“I call upon King Afonso II to answer questions,” I say.
Afonso II’s face turns red and his eyes squint, as purple haze oozes out of his collar. “I should not have to do this. I’m the King. I’m the King of the Kingdom of Portugal!” says Afonso II.
“The King of the Kingdom of Portugal who stole from his sisters, if you could do that, what else did you do?” says St. Sanchia.
“Everyone be calm! Father, just answer the questions,” says the Afonso III.
I peer up at the Afonso II and ask, “Did you have a will?”
“Yes, I did. I had three. The first I wrote in Coimbra in 1214. I did a second will in 1218 and a third a year after my wife died. Every king in Iberia has a will,” he answers.
“Did your wife have a will?” I ask.
“Yes. She did one a month after I did the first will,” he answers.
“Where is this going?” asks the Judge.
“My next question will make it apparent.”
I turn and face Afonso II. He glances at his feet for a second and then returns the look.
“Why did you do a second will?” I ask.
“I was getting more ill, and I underwent treatment in Santarem. The Archbishop of Braga had excommunicated me and I needed to remove the excommunication before I died. I left money to the pope and several of my advisors,” he says.

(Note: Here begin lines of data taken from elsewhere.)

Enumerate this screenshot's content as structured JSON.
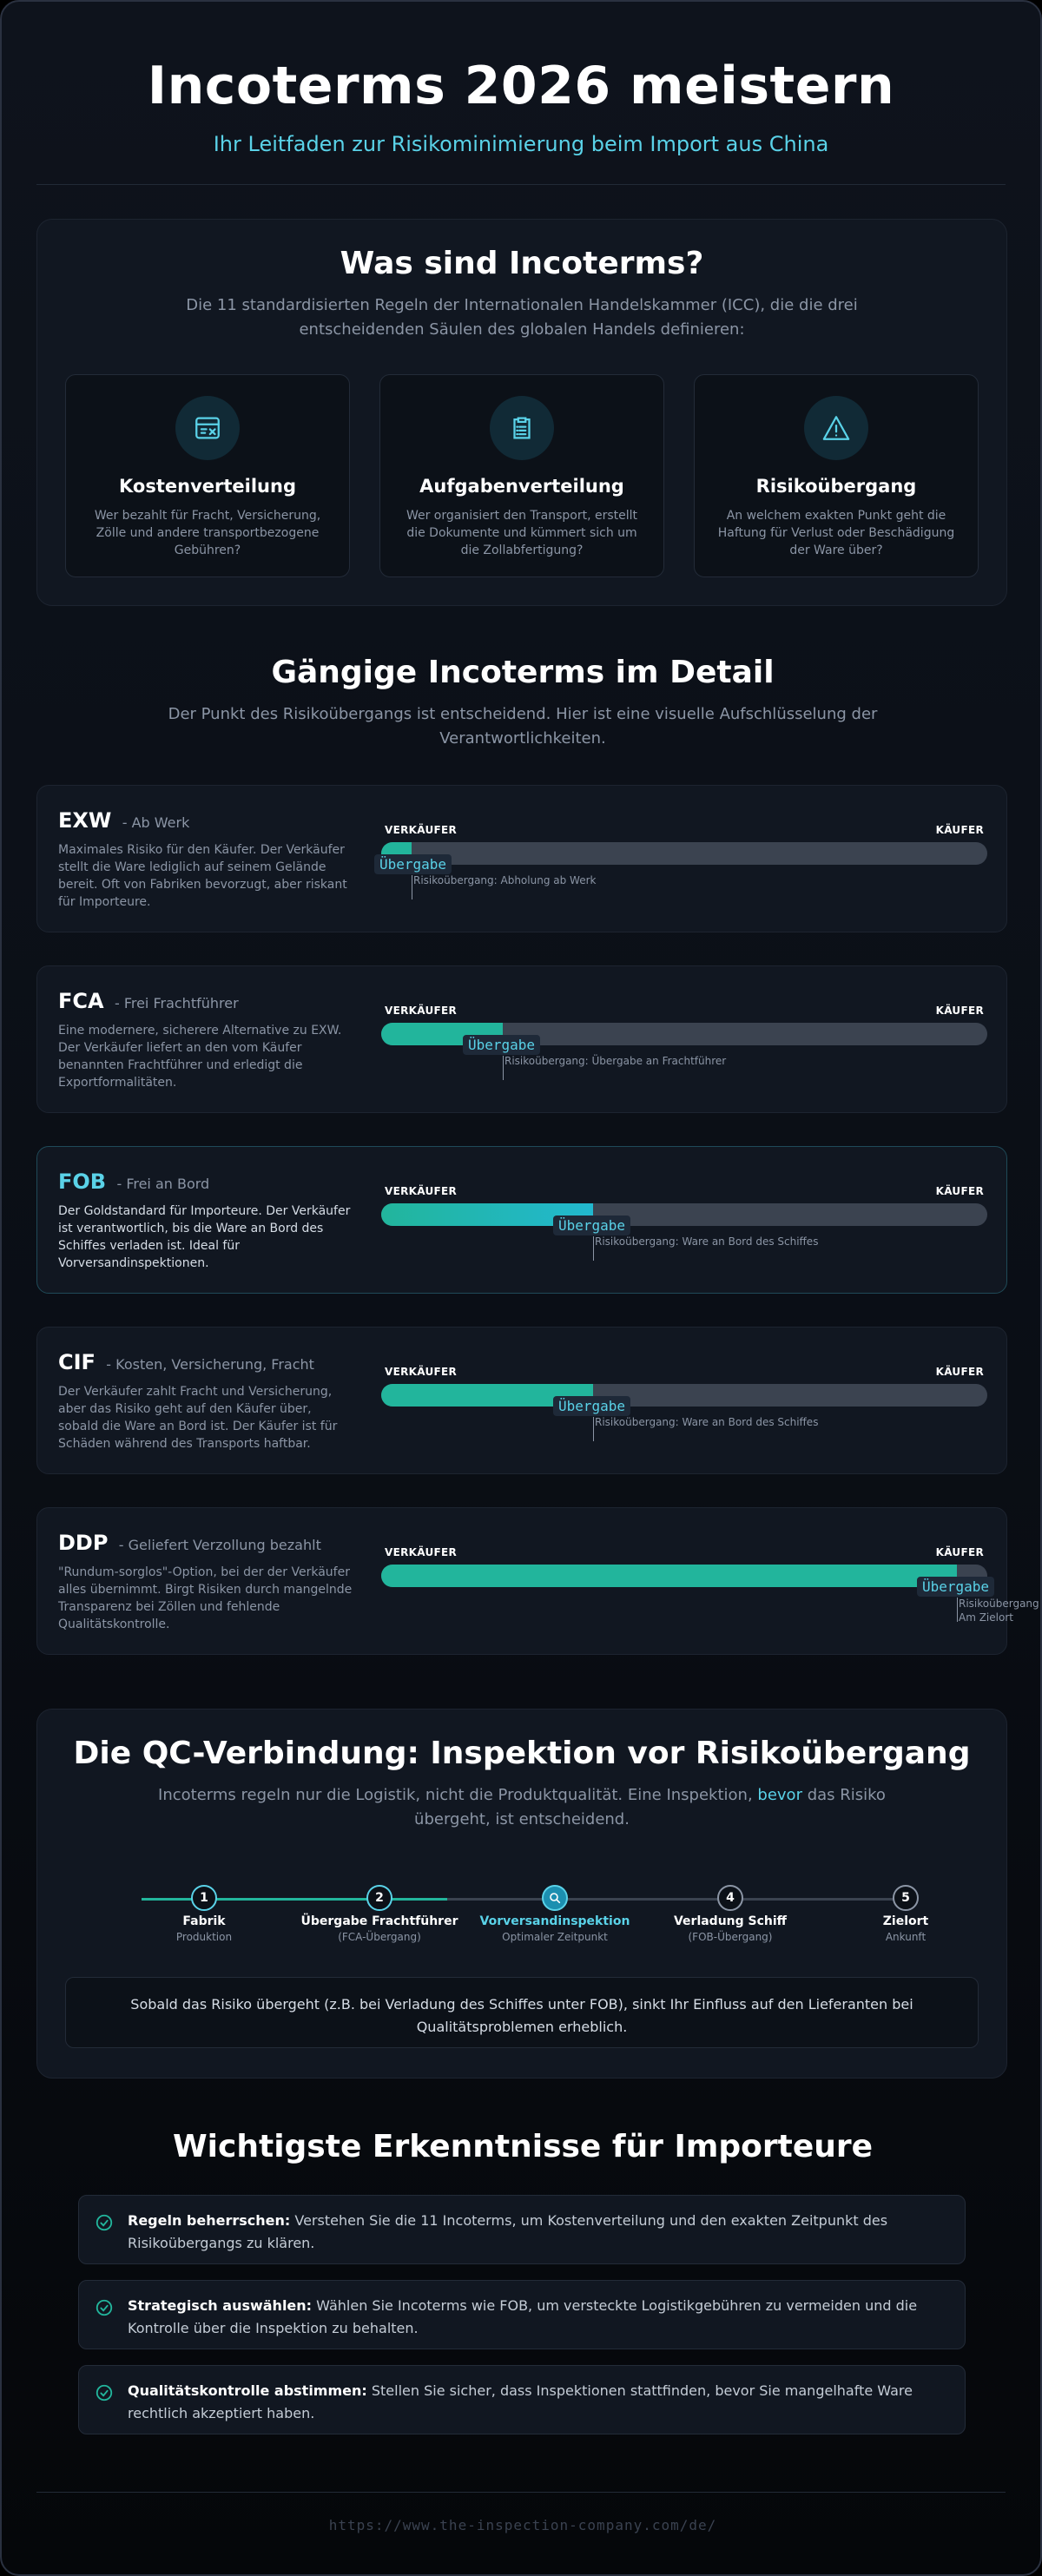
{
  "hero": {
    "title": "Incoterms 2026 meistern",
    "subtitle": "Ihr Leitfaden zur Risikominimierung beim Import aus China"
  },
  "intro": {
    "title": "Was sind Incoterms?",
    "subtitle": "Die 11 standardisierten Regeln der Internationalen Handelskammer (ICC), die die drei entscheidenden Säulen des globalen Handels definieren:",
    "cards": [
      {
        "icon": "invoice-icon",
        "title": "Kostenverteilung",
        "text": "Wer bezahlt für Fracht, Versicherung, Zölle und andere transportbezogene Gebühren?"
      },
      {
        "icon": "clipboard-list-icon",
        "title": "Aufgabenverteilung",
        "text": "Wer organisiert den Transport, erstellt die Dokumente und kümmert sich um die Zollabfertigung?"
      },
      {
        "icon": "warning-triangle-icon",
        "title": "Risikoübergang",
        "text": "An welchem exakten Punkt geht die Haftung für Verlust oder Beschädigung der Ware über?"
      }
    ]
  },
  "details": {
    "title": "Gängige Incoterms im Detail",
    "subtitle": "Der Punkt des Risikoübergangs ist entscheidend. Hier ist eine visuelle Aufschlüsselung der Verantwortlichkeiten.",
    "seller_label": "VERKÄUFER",
    "buyer_label": "KÄUFER",
    "handover_label": "Übergabe",
    "terms": [
      {
        "code": "EXW",
        "name": "- Ab Werk",
        "desc": "Maximales Risiko für den Käufer. Der Verkäufer stellt die Ware lediglich auf seinem Gelände bereit. Oft von Fabriken bevorzugt, aber riskant für Importeure.",
        "seller_share": 0.05,
        "note": "Risikoübergang: Abholung ab Werk",
        "highlight": false
      },
      {
        "code": "FCA",
        "name": "- Frei Frachtführer",
        "desc": "Eine modernere, sicherere Alternative zu EXW. Der Verkäufer liefert an den vom Käufer benannten Frachtführer und erledigt die Exportformalitäten.",
        "seller_share": 0.2,
        "note": "Risikoübergang: Übergabe an Frachtführer",
        "highlight": false
      },
      {
        "code": "FOB",
        "name": "- Frei an Bord",
        "desc": "Der Goldstandard für Importeure. Der Verkäufer ist verantwortlich, bis die Ware an Bord des Schiffes verladen ist. Ideal für Vorversandinspektionen.",
        "seller_share": 0.35,
        "note": "Risikoübergang: Ware an Bord des Schiffes",
        "highlight": true
      },
      {
        "code": "CIF",
        "name": "- Kosten, Versicherung, Fracht",
        "desc": "Der Verkäufer zahlt Fracht und Versicherung, aber das Risiko geht auf den Käufer über, sobald die Ware an Bord ist. Der Käufer ist für Schäden während des Transports haftbar.",
        "seller_share": 0.35,
        "note": "Risikoübergang: Ware an Bord des Schiffes",
        "highlight": false
      },
      {
        "code": "DDP",
        "name": "- Geliefert Verzollung bezahlt",
        "desc": "\"Rundum-sorglos\"-Option, bei der der Verkäufer alles übernimmt. Birgt Risiken durch mangelnde Transparenz bei Zöllen und fehlende Qualitätskontrolle.",
        "seller_share": 0.95,
        "note": "Risikoübergang: Am Zielort",
        "highlight": false
      }
    ]
  },
  "qc": {
    "title": "Die QC-Verbindung: Inspektion vor Risikoübergang",
    "subtitle_before": "Incoterms regeln nur die Logistik, nicht die Produktqualität. Eine Inspektion, ",
    "subtitle_emph": "bevor",
    "subtitle_after": " das Risiko übergeht, ist entscheidend.",
    "steps": [
      {
        "num": "1",
        "title": "Fabrik",
        "sub": "Produktion",
        "state": "done"
      },
      {
        "num": "2",
        "title": "Übergabe Frachtführer",
        "sub": "(FCA-Übergang)",
        "state": "done"
      },
      {
        "num": "",
        "title": "Vorversandinspektion",
        "sub": "Optimaler Zeitpunkt",
        "state": "active"
      },
      {
        "num": "4",
        "title": "Verladung Schiff",
        "sub": "(FOB-Übergang)",
        "state": "future"
      },
      {
        "num": "5",
        "title": "Zielort",
        "sub": "Ankunft",
        "state": "future"
      }
    ],
    "note": "Sobald das Risiko übergeht (z.B. bei Verladung des Schiffes unter FOB), sinkt Ihr Einfluss auf den Lieferanten bei Qualitätsproblemen erheblich."
  },
  "takeaways": {
    "title": "Wichtigste Erkenntnisse für Importeure",
    "items": [
      {
        "bold": "Regeln beherrschen:",
        "text": " Verstehen Sie die 11 Incoterms, um Kostenverteilung und den exakten Zeitpunkt des Risikoübergangs zu klären."
      },
      {
        "bold": "Strategisch auswählen:",
        "text": " Wählen Sie Incoterms wie FOB, um versteckte Logistikgebühren zu vermeiden und die Kontrolle über die Inspektion zu behalten."
      },
      {
        "bold": "Qualitätskontrolle abstimmen:",
        "text": " Stellen Sie sicher, dass Inspektionen stattfinden, bevor Sie mangelhafte Ware rechtlich akzeptiert haben."
      }
    ]
  },
  "footer": {
    "url": "https://www.the-inspection-company.com/de/"
  },
  "colors": {
    "accent": "#5ad2e8",
    "teal": "#22b59c",
    "fob": "#22b8cf"
  }
}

“Was your wife still identified as the consort in your will?” I ask.
“Yes, she was. My sons were still too young to rule,” he says.
“Your wife’s will, did it make you a beneficiary?” I ask.
His eyes widened in surprise at the question. He smiled as he answered, “That’s normal.”
“The Queen in her will left half of her wealth to church orders including the Franciscans and half to you. It’s a large amount of money. The wealth and income from three large towns- Obidos, Torres Vedras and Lafões,” I say.
“If you are saying I murdered her for that. It’s not true,” his face is flushed and eyes are glowing.
“Calm down father,” says Afonso III.
“Did you alter her will after she died?” I ask.
He stares at his feet again, looks up and takes a deep breath. “Yes, I changed her will. She left money to religious orders that did no good,” he says.
“You had no right to do that!” says Queen Urraca.
“Yes, I had the right. I’m the King,” he yells out glaring at Urraca.
“Father, control yourself,” says Afonso III.
“We’ve determined that someone poisoned your wife, that the Franciscan Friars Minor had predicted her to die, that she left half of her wealth to you and you further altered her will to leave to you more. I ask you, did you murder your wife?” I look right at him.
Urraca and the Saints gasp.
“Father how could you,” says Afonso III.
I need to rest. I have a splitting headache, my right eye and cheek are twitching, and I feel dizzy. I can hold on a little longer. I take a deep breath. In through the nose and out through the mouth, in through the nose and out through the mouth.